The explosion of peer-to-peer lending platforms has ensured that a greater number of companies have access to capital. Banking and credit have always existed out of the need to smooth dislocations in accounts, gaps when businesses need working capital. Many of these spreads exist because of chunky obligations in the form of accounts payable, and the mismatch with accounts receivable. Companies don't always have cash when they need it.

Companies like Nowsta, which grew out of the Harvard Innovation Lab (iLab) by bringing together mobile payments and behavioral economics, are erasing the concept of a two-week pay-cycle and in the process eradicating the payday lending industry. They're creating a powerful logistics platform for companies with distributed workforces, and allowing workers to access their capital on a timeline and schedule that fits their lifestyle.

The atomization of income means in the future you can get paid, or gain access to your income, in real time as you earn it. With the coming advent of programmatic payments, there's no reason your income should come in 15 or 30-day chunks. There exists a smaller unit of payment that still accounts for the cost of the transaction and makes economic sense, and the consumer desire for access to their capital on a much higher frequency.

With the atomization of income is also the atomization of payments. Layaway programs have long existed, but today companies like Affirm -founded by PayPal creator Max Levchin- are providing a platform that enables any e-commerce merchant to extend programs of partial buying over time. And it's not just helping consumers buy high-ticket items over time. Technology is helping democratize basic access to goods and services.

PayJoy, a Silicon Valley software and financial innovation startup, has unique patented intellectual property that allows them to remotely shut down an electronic device. In effect, this allows the device to become collateral. As payments are structured against this device, these loans go from being uncollateralized to being collateralized. As such, the probability of repayment becomes highly predictable, and enables them to offer cheaper rates.

Smartphones are the computers of the future, and they'll power TVs-as-monitors in emerging markets. Putting a smartphone in someone's pocket changes their life. It's no longer a luxury; it's a utility. The World Bank estimates that every 10 percent increase in mobile broadband drives a 1.4 percent increase in GDP for low-to-middle income countries.

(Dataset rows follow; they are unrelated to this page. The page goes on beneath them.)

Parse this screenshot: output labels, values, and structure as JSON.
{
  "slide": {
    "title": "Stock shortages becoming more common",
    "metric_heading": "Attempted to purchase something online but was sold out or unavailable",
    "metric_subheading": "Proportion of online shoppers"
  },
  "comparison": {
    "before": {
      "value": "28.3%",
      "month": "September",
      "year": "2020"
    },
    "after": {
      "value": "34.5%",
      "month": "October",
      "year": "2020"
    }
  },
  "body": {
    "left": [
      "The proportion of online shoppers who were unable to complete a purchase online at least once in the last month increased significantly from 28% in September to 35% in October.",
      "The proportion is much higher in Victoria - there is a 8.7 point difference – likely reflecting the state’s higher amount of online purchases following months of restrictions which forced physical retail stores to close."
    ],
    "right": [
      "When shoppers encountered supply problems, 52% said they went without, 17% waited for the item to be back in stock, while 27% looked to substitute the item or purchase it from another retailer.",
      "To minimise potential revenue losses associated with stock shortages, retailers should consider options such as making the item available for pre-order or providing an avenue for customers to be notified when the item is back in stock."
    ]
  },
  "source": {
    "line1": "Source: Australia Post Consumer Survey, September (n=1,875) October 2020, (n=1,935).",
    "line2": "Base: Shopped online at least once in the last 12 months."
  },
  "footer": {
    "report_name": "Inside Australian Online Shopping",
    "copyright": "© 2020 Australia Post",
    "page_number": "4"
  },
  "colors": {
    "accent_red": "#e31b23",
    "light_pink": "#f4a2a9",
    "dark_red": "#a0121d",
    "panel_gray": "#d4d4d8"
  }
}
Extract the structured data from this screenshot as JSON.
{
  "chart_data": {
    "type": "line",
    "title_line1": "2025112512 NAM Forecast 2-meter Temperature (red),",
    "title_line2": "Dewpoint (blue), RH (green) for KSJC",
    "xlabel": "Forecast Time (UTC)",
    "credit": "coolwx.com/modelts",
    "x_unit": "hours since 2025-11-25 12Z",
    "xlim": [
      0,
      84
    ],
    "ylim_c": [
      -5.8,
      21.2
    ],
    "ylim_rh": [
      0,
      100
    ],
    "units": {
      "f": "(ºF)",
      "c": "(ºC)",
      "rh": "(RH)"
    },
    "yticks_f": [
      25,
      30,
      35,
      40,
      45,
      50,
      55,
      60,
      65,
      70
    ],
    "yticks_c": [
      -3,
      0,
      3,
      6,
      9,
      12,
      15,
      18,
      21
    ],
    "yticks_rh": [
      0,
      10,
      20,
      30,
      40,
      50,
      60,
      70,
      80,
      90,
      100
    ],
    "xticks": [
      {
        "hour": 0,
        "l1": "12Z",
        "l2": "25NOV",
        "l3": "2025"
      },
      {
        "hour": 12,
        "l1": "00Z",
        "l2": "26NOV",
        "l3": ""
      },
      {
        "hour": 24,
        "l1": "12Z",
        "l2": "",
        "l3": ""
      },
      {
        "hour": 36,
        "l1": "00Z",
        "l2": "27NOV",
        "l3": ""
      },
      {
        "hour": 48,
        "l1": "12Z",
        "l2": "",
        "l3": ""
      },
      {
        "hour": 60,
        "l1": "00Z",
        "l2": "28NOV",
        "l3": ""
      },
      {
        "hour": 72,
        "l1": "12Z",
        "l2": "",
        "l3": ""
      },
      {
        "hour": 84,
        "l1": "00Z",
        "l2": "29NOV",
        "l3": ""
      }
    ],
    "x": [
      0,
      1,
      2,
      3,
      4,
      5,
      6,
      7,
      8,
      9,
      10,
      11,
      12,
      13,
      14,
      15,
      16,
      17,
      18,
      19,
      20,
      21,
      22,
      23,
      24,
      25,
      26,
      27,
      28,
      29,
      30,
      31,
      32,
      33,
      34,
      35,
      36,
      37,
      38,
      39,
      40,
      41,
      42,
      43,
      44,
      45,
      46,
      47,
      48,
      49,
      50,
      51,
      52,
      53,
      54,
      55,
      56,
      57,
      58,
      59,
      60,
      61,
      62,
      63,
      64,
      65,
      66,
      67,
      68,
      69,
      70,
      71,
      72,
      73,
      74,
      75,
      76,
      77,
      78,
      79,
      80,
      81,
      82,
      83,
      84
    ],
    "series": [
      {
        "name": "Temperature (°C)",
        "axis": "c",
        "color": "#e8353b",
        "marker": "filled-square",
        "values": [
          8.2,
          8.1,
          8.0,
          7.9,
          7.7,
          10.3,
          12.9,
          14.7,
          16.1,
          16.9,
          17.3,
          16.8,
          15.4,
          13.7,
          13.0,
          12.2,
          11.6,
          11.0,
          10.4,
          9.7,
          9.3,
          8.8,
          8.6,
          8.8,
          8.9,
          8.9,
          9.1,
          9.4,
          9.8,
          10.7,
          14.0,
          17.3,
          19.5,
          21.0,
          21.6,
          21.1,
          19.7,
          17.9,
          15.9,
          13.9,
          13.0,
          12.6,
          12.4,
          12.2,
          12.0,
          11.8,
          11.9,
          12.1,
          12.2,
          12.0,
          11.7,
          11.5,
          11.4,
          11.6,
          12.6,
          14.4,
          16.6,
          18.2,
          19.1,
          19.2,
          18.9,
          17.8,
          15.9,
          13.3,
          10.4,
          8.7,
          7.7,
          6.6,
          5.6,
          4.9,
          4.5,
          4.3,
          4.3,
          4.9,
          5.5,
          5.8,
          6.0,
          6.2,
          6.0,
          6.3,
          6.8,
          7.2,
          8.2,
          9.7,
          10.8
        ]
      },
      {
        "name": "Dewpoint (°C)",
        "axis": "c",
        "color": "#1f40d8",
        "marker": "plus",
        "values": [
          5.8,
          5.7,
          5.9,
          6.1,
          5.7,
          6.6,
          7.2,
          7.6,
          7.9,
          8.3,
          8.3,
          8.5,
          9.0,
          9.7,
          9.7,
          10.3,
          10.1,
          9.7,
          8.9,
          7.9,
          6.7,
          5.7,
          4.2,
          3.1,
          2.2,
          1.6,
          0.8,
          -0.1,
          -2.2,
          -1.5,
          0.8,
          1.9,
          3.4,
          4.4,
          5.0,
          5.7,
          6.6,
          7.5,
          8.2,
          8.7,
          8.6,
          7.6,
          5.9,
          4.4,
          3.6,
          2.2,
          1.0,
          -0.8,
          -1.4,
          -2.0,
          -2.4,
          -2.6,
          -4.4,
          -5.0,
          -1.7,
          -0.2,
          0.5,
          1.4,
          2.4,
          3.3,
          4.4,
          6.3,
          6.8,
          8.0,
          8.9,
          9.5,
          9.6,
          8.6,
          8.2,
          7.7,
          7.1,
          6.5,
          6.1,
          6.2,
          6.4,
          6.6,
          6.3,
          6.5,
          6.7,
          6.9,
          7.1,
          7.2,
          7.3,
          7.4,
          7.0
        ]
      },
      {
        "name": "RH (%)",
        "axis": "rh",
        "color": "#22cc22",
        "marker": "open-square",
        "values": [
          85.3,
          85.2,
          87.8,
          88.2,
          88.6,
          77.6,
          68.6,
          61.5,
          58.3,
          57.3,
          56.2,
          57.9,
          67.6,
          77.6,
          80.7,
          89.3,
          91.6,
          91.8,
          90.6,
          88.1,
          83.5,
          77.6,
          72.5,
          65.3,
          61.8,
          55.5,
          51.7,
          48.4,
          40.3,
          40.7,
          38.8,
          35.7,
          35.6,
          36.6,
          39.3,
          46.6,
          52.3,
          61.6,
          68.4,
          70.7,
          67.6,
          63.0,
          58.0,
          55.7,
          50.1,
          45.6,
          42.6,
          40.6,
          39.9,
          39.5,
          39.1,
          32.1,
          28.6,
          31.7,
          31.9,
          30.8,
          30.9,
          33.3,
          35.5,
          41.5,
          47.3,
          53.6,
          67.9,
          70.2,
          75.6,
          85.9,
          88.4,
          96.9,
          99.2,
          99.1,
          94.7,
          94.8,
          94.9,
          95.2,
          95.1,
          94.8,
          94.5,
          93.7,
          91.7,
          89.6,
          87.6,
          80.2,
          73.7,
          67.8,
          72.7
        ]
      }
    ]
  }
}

Even in America, many depend on their smartphone for Internet access, and 80 million Americans don't have a credit card. Without access to credit, a $600 price tag is hard to muster for many. Having the ability to buy the phone monthly changes someone's access. And while Apple and others have begun to offer "leasing" plans, these require contracts and access to credit, and unlike PayJoy, don't let you buy the phone. You lease it at high interest.

Technology is enabling innovative companies like Nowsta, Affirm, and PayJoy, to alter how they measure and monitor risk, and originate new streams of payments. Many of these streams of payments are framed by psychology, and offer predictable cash flows that are not unlike other debt instruments. Tech bonds may yet be a new asset class.